The evaporites are members of facies assigned to two distinct groups—a coastal-shoal/salt-flat suite and a reef/salt-basin suite, illustrated by Devonian and Mississippian examples.
(1) Desert-zone coastal salt flats (sabkhas) have the peculiarity of transforming calcareous sediment to microdolomite containing quantities of gypsum and anhydrite. The permeability changes thus effected make stratigraphic traps for oil and gas. Fossil sabkhas among Late Devonian strata of the Western Canada basin and the Mississippian rocks of the Williston basin hold large reserves of sulfur and petroleum.
(2) Middle Devonian reefs in the Elk Point evaporite basin were built up in stages.

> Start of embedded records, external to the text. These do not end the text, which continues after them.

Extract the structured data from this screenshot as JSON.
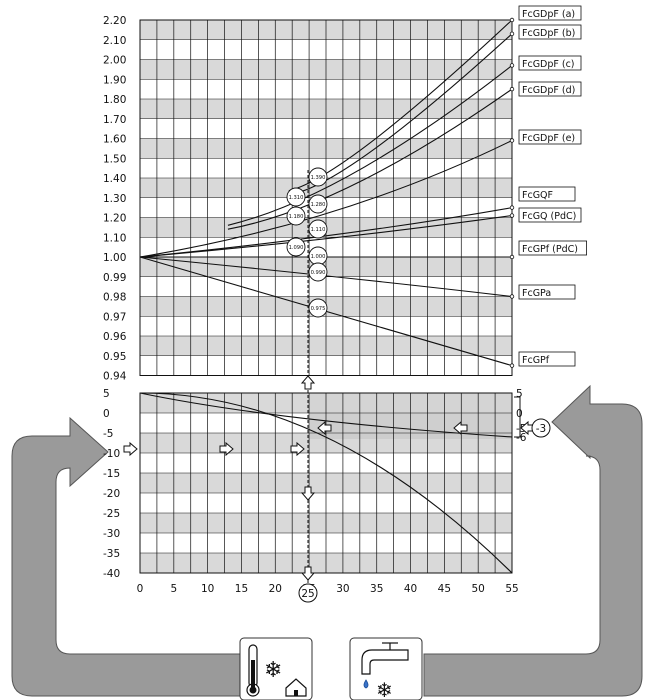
{
  "top_axis_ticks": [
    "2.20",
    "2.10",
    "2.00",
    "1.90",
    "1.80",
    "1.70",
    "1.60",
    "1.50",
    "1.40",
    "1.30",
    "1.20",
    "1.10",
    "1.00",
    "0.99",
    "0.98",
    "0.97",
    "0.96",
    "0.95",
    "0.94"
  ],
  "bottom_axis_ticks": [
    "5",
    "0",
    "-5",
    "-10",
    "-15",
    "-20",
    "-25",
    "-30",
    "-35",
    "-40"
  ],
  "x_axis_ticks": [
    "0",
    "5",
    "10",
    "15",
    "20",
    "25",
    "30",
    "35",
    "40",
    "45",
    "50",
    "55"
  ],
  "right_axis_ticks": [
    "5",
    "0",
    "-5",
    "-6"
  ],
  "curve_labels": [
    "FcGDpF (a)",
    "FcGDpF (b)",
    "FcGDpF (c)",
    "FcGDpF (d)",
    "FcGDpF (e)",
    "FcGQF",
    "FcGQ (PdC)",
    "FcGPf (PdC)",
    "FcGPa",
    "FcGPf"
  ],
  "marker_values": [
    "1.390",
    "1.310",
    "1.280",
    "1.180",
    "1.110",
    "1.090",
    "1.000",
    "0.990",
    "0.975"
  ],
  "selected_x": "25",
  "input_value": "-3",
  "icons": {
    "left": "thermometer-snowflake-house-icon",
    "right": "faucet-water-snowflake-icon"
  },
  "colors": {
    "band": "#d9d9d9",
    "shade": "#cfcfcf",
    "arrow": "#9a9a9a",
    "line": "#111111"
  }
}
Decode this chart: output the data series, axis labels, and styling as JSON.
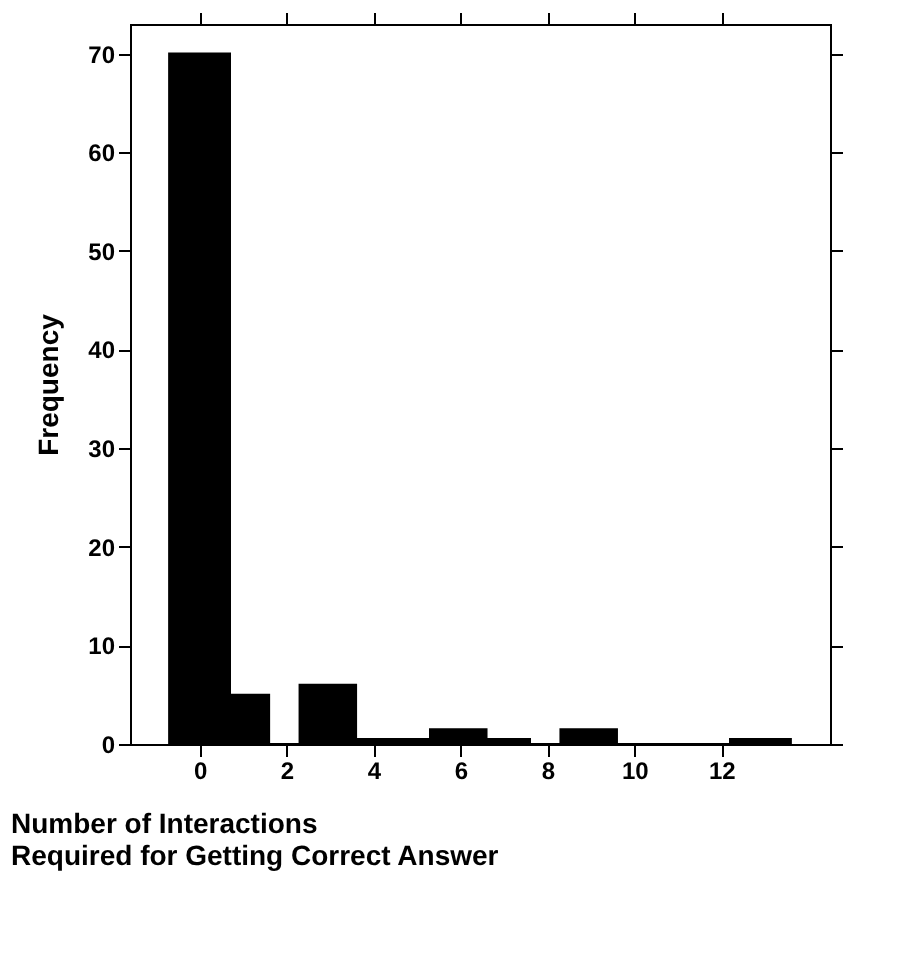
{
  "chart_data": {
    "type": "histogram",
    "xlabel": "Number of Interactions\nRequired for Getting Correct Answer",
    "ylabel": "Frequency",
    "bins": [
      -0.7,
      0.7,
      1.6,
      2.3,
      3.6,
      5.3,
      6.6,
      7.6,
      8.3,
      9.6,
      12.2,
      13.6
    ],
    "values": [
      70,
      5,
      0,
      6,
      0.5,
      1.5,
      0.5,
      0,
      1.5,
      0,
      0.5
    ],
    "color": "#000000",
    "xlim": [
      -1.6,
      14.5
    ],
    "xticks": [
      0,
      2,
      4,
      6,
      8,
      10,
      12
    ],
    "ylim": [
      0,
      73
    ],
    "yticks": [
      0,
      10,
      20,
      30,
      40,
      50,
      60,
      70
    ],
    "grid": false
  }
}
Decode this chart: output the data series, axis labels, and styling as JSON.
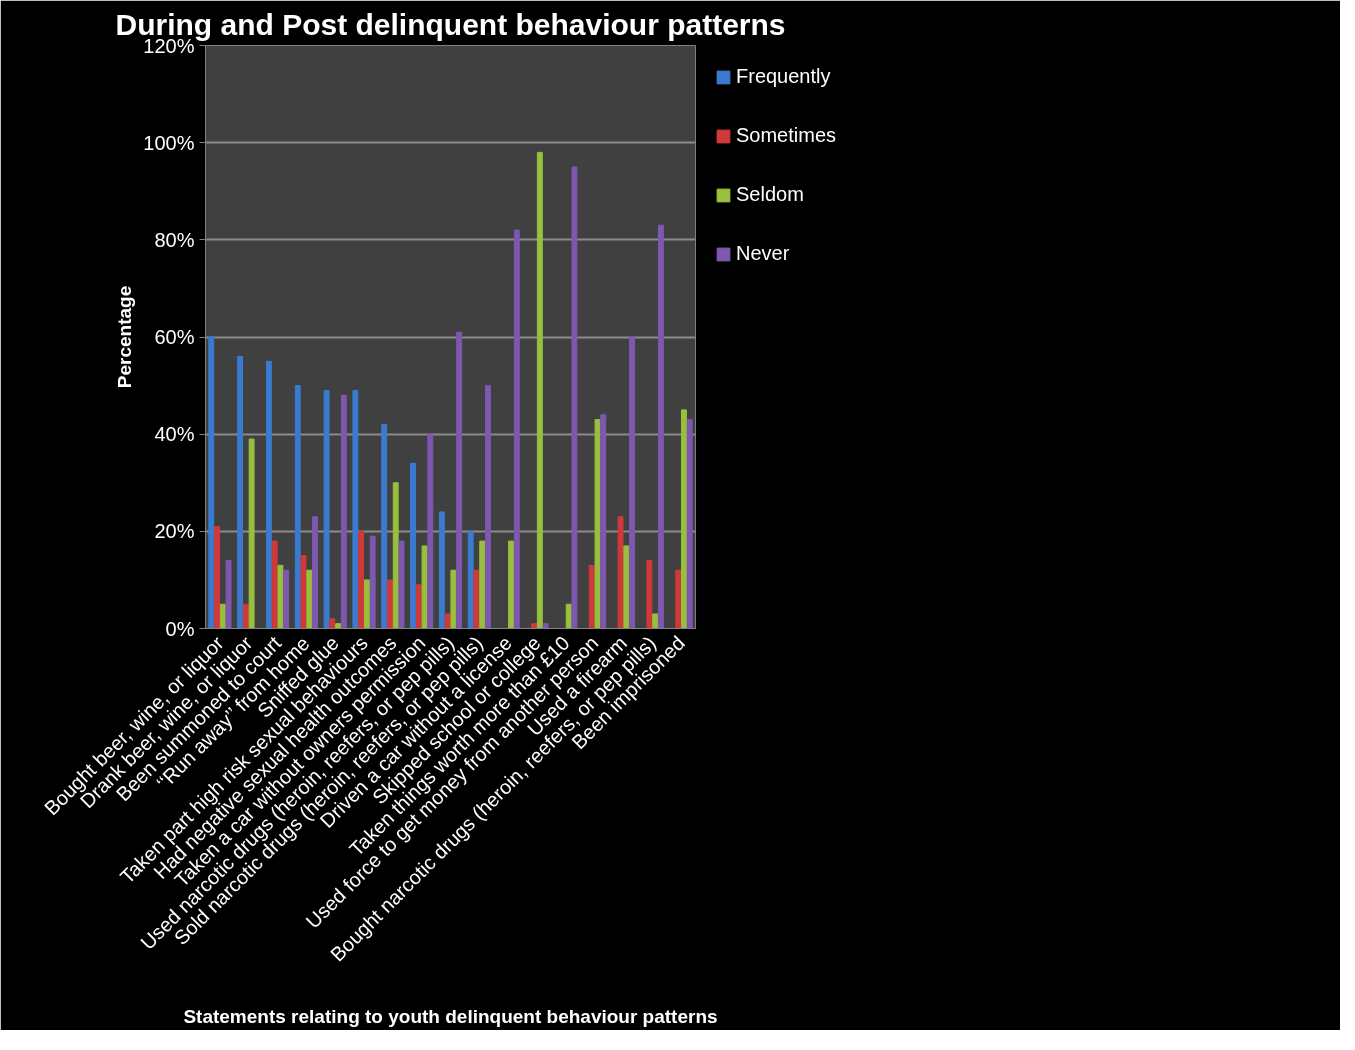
{
  "chart_data": {
    "type": "bar",
    "title": "During and Post delinquent behaviour patterns",
    "xlabel": "Statements relating to youth delinquent behaviour patterns",
    "ylabel": "Percentage",
    "categories": [
      "Bought beer, wine, or liquor",
      "Drank beer, wine, or liquor",
      "Been summoned to court",
      "‘‘Run away’’ from home",
      "Sniffed glue",
      "Taken part high risk sexual behaviours",
      "Had negative sexual health outcomes",
      "Taken a car without owners permission",
      "Used narcotic drugs (heroin, reefers, or pep pills)",
      "Sold narcotic drugs (heroin, reefers, or pep pills)",
      "Driven a car without a license",
      "Skipped school or college",
      "Taken things worth more than £10",
      "Used force to get money from another person",
      "Used a firearm",
      "Bought narcotic drugs (heroin, reefers, or pep pills)",
      "Been imprisoned"
    ],
    "series": [
      {
        "name": "Frequently",
        "color": "#3a7bd0",
        "values": [
          60,
          56,
          55,
          50,
          49,
          49,
          42,
          34,
          24,
          20,
          0,
          0,
          0,
          0,
          0,
          0,
          0
        ]
      },
      {
        "name": "Sometimes",
        "color": "#d0393a",
        "values": [
          21,
          5,
          18,
          15,
          2,
          20,
          10,
          9,
          3,
          12,
          0,
          1,
          0,
          13,
          23,
          14,
          12
        ]
      },
      {
        "name": "Seldom",
        "color": "#98c03c",
        "values": [
          5,
          39,
          13,
          12,
          1,
          10,
          30,
          17,
          12,
          18,
          18,
          98,
          5,
          43,
          17,
          3,
          45
        ]
      },
      {
        "name": "Never",
        "color": "#7e58b0",
        "values": [
          14,
          0,
          12,
          23,
          48,
          19,
          18,
          40,
          61,
          50,
          82,
          1,
          95,
          44,
          60,
          83,
          43
        ]
      }
    ],
    "ylim": [
      0,
      120
    ],
    "yticks": [
      {
        "value": 0,
        "label": "0%"
      },
      {
        "value": 20,
        "label": "20%"
      },
      {
        "value": 40,
        "label": "40%"
      },
      {
        "value": 60,
        "label": "60%"
      },
      {
        "value": 80,
        "label": "80%"
      },
      {
        "value": 100,
        "label": "100%"
      },
      {
        "value": 120,
        "label": "120%"
      }
    ],
    "grid": "y",
    "legend": "right"
  }
}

The first reef stage (Winnipegosis-Black Creek) forms part of an association of sedimentary units deposited in the following order: (1) platform; (2) reef, ending with laminar dolomite on both reef and basin floor; (3) bituminous calcitic and anhydritic laminites on the basin floor (not on reef sites); and (4) laminar halite filling the interreef tracts nearly to reef-top level.
The reefs are not in stratigraphic-facies relation to the salt, for during calcitic laminite and salt sedimentation they were exposed subaerially (not implying any change in general sea level outside the basin). Much diagenetic activity affected the laminite deposits, some of it apparently occurring independently (perhaps yearly) in each lamina.
Some anhydrite is nodular-dolomitic, resembling primary anhydrite of present-day sabkha capillary-zone type, though most of it is associated so intimately with laminar organic matter that it can be described as mineralized algal mat.